Purpose: Management of large impacted upper ureteral calculi remains challenging for urologists. These calculi are frequently associated with obstructive uropathy and deteriorated renal function. Extracorporeal shock wave lithotripsy (SWL) is the least invasive treatment but its success rate is decreased for large impacted upper ureteral calculi. According to the American Urological Association guidelines on ureteral stones published in 1997, the appropriateness of ureteroscopy decreases when stone size exceeds 1 cm. However, the application of advanced ureteroscopy and techniques has increased the success rate of treating proximal ureter calculi. In this study we compared the safety and efficacy of ureterorenoscopic holmium:YAG laser lithotripsy (URSL) with SWL for large impacted proximal ureteral stones.

Materials and methods: This study evaluated 82 patients with large impacted upper ureteral stones. Two patients were excluded from study owing to conversion to open surgery. SWL and URSL were performed in 41 and 39 patients, respectively. Those in the SWL group were treated on an outpatient basis with Medispec Econolith 2000 (Medispec, Germantown, Maryland) under intravenous sedation. The URSL was performed with a 6/7.5Fr semirigid tapered ureterorenoscope and holmium:YAG laser with the patient under spinal anesthesia on an inpatient basis. Successful outcome was defined as the patient being stone-free on radiography 1 month after treatment. Stone size, success rate, postoperative complications and cost were analyzed in each group.

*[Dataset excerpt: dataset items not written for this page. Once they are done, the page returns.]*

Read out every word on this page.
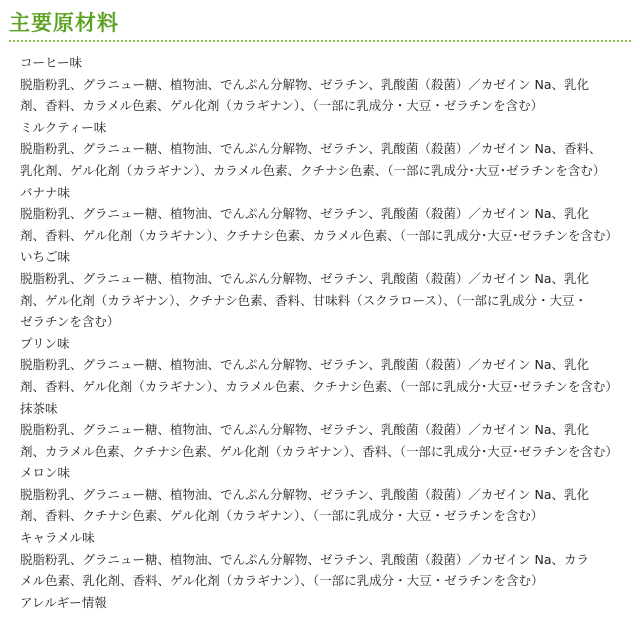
主要原材料

コーヒー味

脱脂粉乳、グラニュー糖、植物油、でんぷん分解物、ゼラチン、乳酸菌（殺菌）／カゼイン Na、乳化
剤、香料、カラメル色素、ゲル化剤（カラギナン）、（一部に乳成分・大豆・ゼラチンを含む）

ミルクティー味

脱脂粉乳、グラニュー糖、植物油、でんぷん分解物、ゼラチン、乳酸菌（殺菌）／カゼイン Na、香料、
乳化剤、ゲル化剤（カラギナン）、カラメル色素、クチナシ色素、（一部に乳成分･大豆･ゼラチンを含む）

バナナ味

脱脂粉乳、グラニュー糖、植物油、でんぷん分解物、ゼラチン、乳酸菌（殺菌）／カゼイン Na、乳化
剤、香料、ゲル化剤（カラギナン）、クチナシ色素、カラメル色素、（一部に乳成分･大豆･ゼラチンを含む）

いちご味

脱脂粉乳、グラニュー糖、植物油、でんぷん分解物、ゼラチン、乳酸菌（殺菌）／カゼイン Na、乳化
剤、ゲル化剤（カラギナン）、クチナシ色素、香料、甘味料（スクラロース）、（一部に乳成分・大豆・
ゼラチンを含む）

プリン味

脱脂粉乳、グラニュー糖、植物油、でんぷん分解物、ゼラチン、乳酸菌（殺菌）／カゼイン Na、乳化
剤、香料、ゲル化剤（カラギナン）、カラメル色素、クチナシ色素、（一部に乳成分･大豆･ゼラチンを含む）

抹茶味

脱脂粉乳、グラニュー糖、植物油、でんぷん分解物、ゼラチン、乳酸菌（殺菌）／カゼイン Na、乳化
剤、カラメル色素、クチナシ色素、ゲル化剤（カラギナン）、香料、（一部に乳成分･大豆･ゼラチンを含む）

メロン味

脱脂粉乳、グラニュー糖、植物油、でんぷん分解物、ゼラチン、乳酸菌（殺菌）／カゼイン Na、乳化
剤、香料、クチナシ色素、ゲル化剤（カラギナン）、（一部に乳成分・大豆・ゼラチンを含む）

キャラメル味

脱脂粉乳、グラニュー糖、植物油、でんぷん分解物、ゼラチン、乳酸菌（殺菌）／カゼイン Na、カラ
メル色素、乳化剤、香料、ゲル化剤（カラギナン）、（一部に乳成分・大豆・ゼラチンを含む）

アレルギー情報
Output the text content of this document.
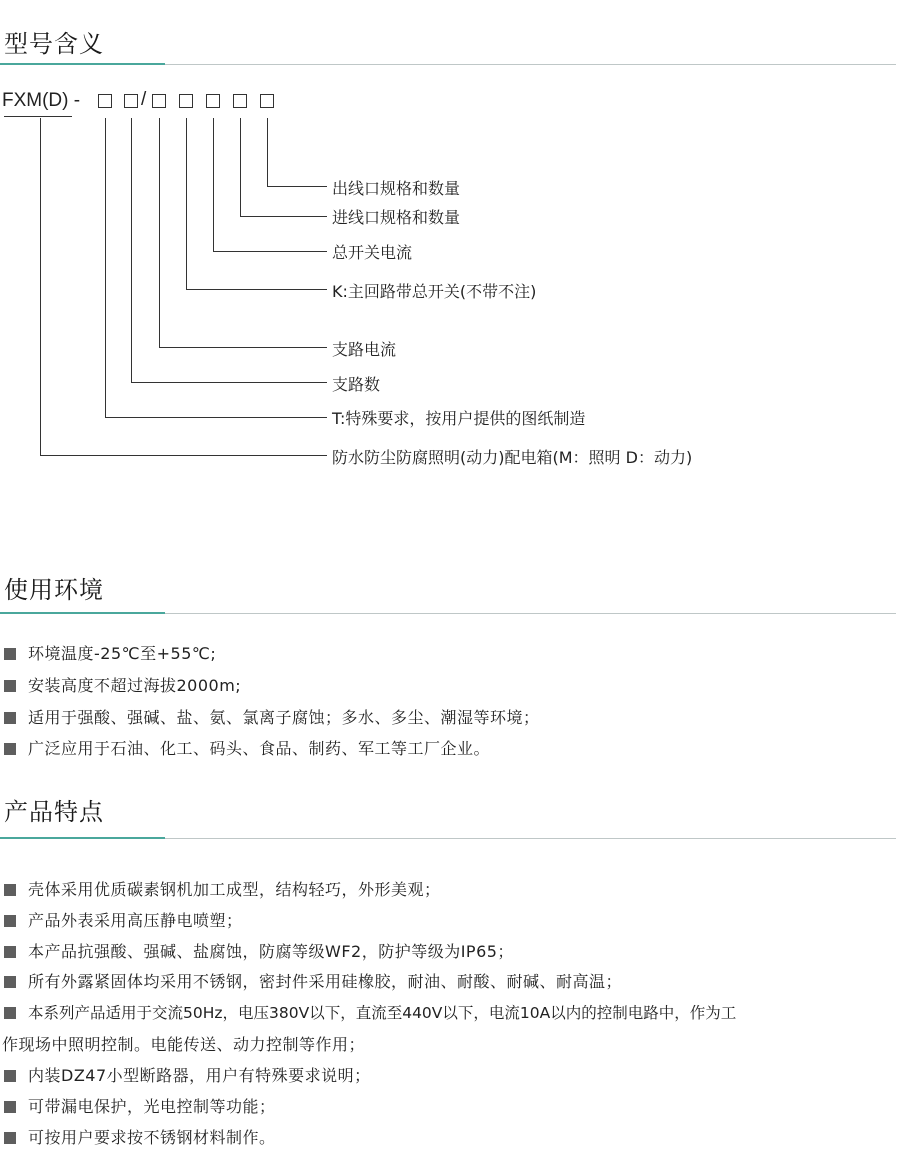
型号含义
FXM(D) -	/
出线口规格和数量
进线口规格和数量
总开关电流
K:主回路带总开关(不带不注)
支路电流
支路数
T:特殊要求，按用户提供的图纸制造
防水防尘防腐照明(动力)配电箱(M：照明 D：动力)
使用环境
环境温度-25℃至+55℃;
安装高度不超过海拔2000m;
适用于强酸、强碱、盐、氨、氯离子腐蚀；多水、多尘、潮湿等环境；
广泛应用于石油、化工、码头、食品、制药、军工等工厂企业。
产品特点
壳体采用优质碳素钢机加工成型，结构轻巧，外形美观；
产品外表采用高压静电喷塑；
本产品抗强酸、强碱、盐腐蚀，防腐等级WF2，防护等级为IP65；
所有外露紧固体均采用不锈钢，密封件采用硅橡胶，耐油、耐酸、耐碱、耐高温；
本系列产品适用于交流50Hz，电压380V以下，直流至440V以下，电流10A以内的控制电路中，作为工
作现场中照明控制。电能传送、动力控制等作用；
内装DZ47小型断路器，用户有特殊要求说明；
可带漏电保护，光电控制等功能；
可按用户要求按不锈钢材料制作。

Results: A total of 80 patients were enrolled in this study. Hematuria and flank pain were the most common complaints in each group. Mean stone size +/- SD was 1.28 +/- 0.04 cm in the SWL group and 1.51 +/- 0.05 cm in URSL group (p = 0.0009). Accessibility of the semirigid ureterorenoscope for impacted upper ureteral stones was 95.1% (39 of 41) and the stone-free rate achieved after 1 sitting was 92% (36 of 39). The initial stone-free rate of in situ SWL was 61% (25 of 41). Notably, the initial stone-free rate in the URSL group was better than that of the SWL group (p = 0.003). The efficiency quotient was 0.53 for URSL and 0.59 for SWL. The average cost in the URSL group appears to be lower than in the SWL group. Both groups were free of major complications.

Conclusions: This study demonstrated that URSL achieved excellent results for upper ureteral calculi greater than 1 cm. Thus, this procedure should be considered first line therapy for large proximal ureteral stones.